Лисса вновь выдержала паузу, но в этот раз – задумавшись над вопросами.

– Обещаю, – заключила она, – с тобой ничего не будет.

Дана не особо верила «закадычной подруге», но решилась ещё немного поторговаться:

– Хорошо. Договорились: я узнаю у твоего отца о тебе, а ты – больше никогда меня не трогаешь, – немного поразмыслив, вдогонку добавила: – И твои прихвостни тоже. Никто по твоей прихоти меня не тронет.

Лисса, окинув взглядом своих подруг, нехотя согласилась.

Когда они расходились в разные стороны – четвёрка во главе с Лиссой куда-то по своим делам, а Дана к себе домой – она поймала взгляд Булы, и показалось, словно та извинялась. Но Дане было не до этого. Дома её ждали нелюбимые дела, и всю дорогу она только и делала, что думала о том, как отец снова заставит её часами сидеть над камнем, им лично отполированным до ровной глади, и рисовать. Рисовать то, что она уже тысячи раз рисовала. Рисовать то, что ей и вовсе не нужно. Но слово отца – закон. Ей вспомнились слова Лиссы о простых кланах и кланах, где есть Вдыхающие жизнь. Да, однозначно, она, Дана, хотела бы принадлежать к тому клану, которым управляют женщины.

Когда она подходила к своему дому, увидела, как возле короткого забора, толком ничего не скрывавшего, собирались дети от восьми до двенадцати лет и заглядывали во внутренний двор. Её двор.

Дана обрадовалась. Раз пришли зрители, значит, отец снова пытается кого-то тренировать. А также это значит, что она может отдохнуть и ничего не рисовать. Хорошо, что мама не такая строгая и прекрасно понимает её.

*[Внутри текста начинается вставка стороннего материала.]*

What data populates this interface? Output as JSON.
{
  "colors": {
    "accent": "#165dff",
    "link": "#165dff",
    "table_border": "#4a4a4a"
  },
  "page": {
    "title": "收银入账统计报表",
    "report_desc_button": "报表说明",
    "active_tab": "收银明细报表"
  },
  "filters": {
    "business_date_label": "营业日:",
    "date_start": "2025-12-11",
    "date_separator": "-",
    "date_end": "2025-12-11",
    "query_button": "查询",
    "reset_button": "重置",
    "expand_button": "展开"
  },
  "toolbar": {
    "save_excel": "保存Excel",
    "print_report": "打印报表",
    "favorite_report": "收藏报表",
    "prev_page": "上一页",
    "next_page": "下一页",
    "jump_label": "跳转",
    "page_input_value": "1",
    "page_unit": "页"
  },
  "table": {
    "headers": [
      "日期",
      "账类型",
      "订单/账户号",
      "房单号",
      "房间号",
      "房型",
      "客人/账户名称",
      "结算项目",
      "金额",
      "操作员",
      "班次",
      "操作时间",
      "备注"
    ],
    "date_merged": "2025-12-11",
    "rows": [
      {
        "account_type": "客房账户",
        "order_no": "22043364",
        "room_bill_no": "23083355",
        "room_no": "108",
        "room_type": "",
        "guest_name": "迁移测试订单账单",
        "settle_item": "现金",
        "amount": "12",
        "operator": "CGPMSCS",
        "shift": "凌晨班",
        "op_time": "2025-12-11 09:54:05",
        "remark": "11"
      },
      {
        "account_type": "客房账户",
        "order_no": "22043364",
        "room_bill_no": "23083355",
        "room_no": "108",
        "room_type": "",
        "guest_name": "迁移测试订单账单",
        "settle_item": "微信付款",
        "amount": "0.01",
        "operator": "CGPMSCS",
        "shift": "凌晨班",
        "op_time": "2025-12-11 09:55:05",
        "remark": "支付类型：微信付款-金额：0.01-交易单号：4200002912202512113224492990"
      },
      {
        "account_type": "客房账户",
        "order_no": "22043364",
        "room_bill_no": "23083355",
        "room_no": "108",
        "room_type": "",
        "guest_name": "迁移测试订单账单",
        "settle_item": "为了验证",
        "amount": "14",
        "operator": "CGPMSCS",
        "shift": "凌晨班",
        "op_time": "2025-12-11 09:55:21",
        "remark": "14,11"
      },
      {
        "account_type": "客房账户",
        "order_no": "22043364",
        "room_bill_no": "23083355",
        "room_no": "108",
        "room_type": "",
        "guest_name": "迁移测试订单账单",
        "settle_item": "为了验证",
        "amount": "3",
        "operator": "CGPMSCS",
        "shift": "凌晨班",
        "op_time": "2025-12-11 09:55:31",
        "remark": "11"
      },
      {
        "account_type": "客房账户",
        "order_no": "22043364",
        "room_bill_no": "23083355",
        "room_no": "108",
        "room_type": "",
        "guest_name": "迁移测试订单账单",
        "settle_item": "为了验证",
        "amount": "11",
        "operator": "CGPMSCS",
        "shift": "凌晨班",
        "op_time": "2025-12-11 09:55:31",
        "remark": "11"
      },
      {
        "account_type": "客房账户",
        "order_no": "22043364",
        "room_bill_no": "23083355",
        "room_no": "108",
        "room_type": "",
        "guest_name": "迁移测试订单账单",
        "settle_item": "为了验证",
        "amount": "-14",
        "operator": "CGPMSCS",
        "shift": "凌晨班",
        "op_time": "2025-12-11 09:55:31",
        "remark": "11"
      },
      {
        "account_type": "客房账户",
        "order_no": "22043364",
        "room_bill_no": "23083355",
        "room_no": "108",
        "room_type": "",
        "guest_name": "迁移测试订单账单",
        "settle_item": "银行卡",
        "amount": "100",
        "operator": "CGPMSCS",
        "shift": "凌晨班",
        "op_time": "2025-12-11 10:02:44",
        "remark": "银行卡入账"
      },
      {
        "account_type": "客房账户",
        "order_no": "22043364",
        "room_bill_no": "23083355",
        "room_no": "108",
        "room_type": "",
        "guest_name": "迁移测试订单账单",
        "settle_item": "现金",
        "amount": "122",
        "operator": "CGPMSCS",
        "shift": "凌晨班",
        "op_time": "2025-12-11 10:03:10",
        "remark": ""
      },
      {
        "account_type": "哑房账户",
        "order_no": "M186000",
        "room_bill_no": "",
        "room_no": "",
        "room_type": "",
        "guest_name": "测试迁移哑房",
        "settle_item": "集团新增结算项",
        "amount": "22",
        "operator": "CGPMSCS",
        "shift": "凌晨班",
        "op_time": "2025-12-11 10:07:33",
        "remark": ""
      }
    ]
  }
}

В хорошем настроении, Дана зашла домой. Схватив ещё горячий рогалик и ответив: «Хорошо, мам» на услышанные слова о скором обеде, она отправилась в свою комнату. Поставила табурет возле окна и, откусывая от ароматного мягкого лакомства, стала наблюдать за уже разыгравшимся представлением, которое совершенно бесплатно давал её отец.

Хмурый Брол твёрдым поставленным голосом поправлял непутёвого юношу. За этим было комично наблюдать: пусть отец Даны в свои почти пятьдесят и выглядел коренастым, грузным, но при этом ловким воином, однако на фоне рослого увальня он казался коротышом, отчитывающим великана.

– Нет, – Брол отбил тростью учебный меч. – Плохо.

Тогда юноша, высоко подняв меч над головой, со всего размаху обрушил тупое оружие прямо на своего учителя. Но тот успел не только отойти с линии атаки в сторону, но и ударить ученика по впередистоящей ноге.

– Медленно. Ещё раз.

Молодой человек отбросил меч и зарычал. Он сорвал с себя рубаху, и публика охнула одновременно с Даной. На правой груди у юноши засветилась оранжевым нарисованная морда оскалившегося волка. Прямо на глазах человек стал расти, увеличиваясь в объеме, и покрываться густой шерстью. И без того немаленькие руки превратились в огромные лапы с опасными когтями.

– Хочешь ещё раз? Давай! – гулким басом отозвалось то, во что превратился юноша, а на его изменившемся лице получеловека-полуволка показался такой же оскал, что и на тотемном изображении.

– Щенок, – Брол так прожигал взглядом своего ученика, что даже Дану пробрало. – Ты не готов. И опасен. Для самого себя.

Полузверь больше не стал слушать тирады вечно недовольного учителя и бросился на него. Рассекающие воздух когти представителя клана Волка то и дело пытались задеть опытного воина. Но этот «щенок» не знал, что человек, стоящий перед ним – сын Старшего из Вольного клана. Каждая атака проходила мимо него, причём сам Брол не нанёс ни одного удара.

Об этом клане мало что было известно тем, кто всю жизнь прожил в Тотемном городе. Как издревле повелось – город называли либо в честь клана с Вдыхающей жизнь, проживающей в этом самом городе, либо – если таких не имелось – в честь самого сильного клана. Так вышло, что все кланы, пристроившиеся бок о бок к Тотемному, имели названия, связанные с тотемами-животными. Вольный же клан сосуществовал рядом с Рунным. И почему Вольный так назывался – никто не знал. Да и вообще, о том, что представлял из себя этот клан, местные могли лишь строить догадки. Как и о том, почему семья из трёх человек отделилась от родного круга. Ведь клан – это, прежде всего, поддержка и общее дело людей, связанных одной кровью.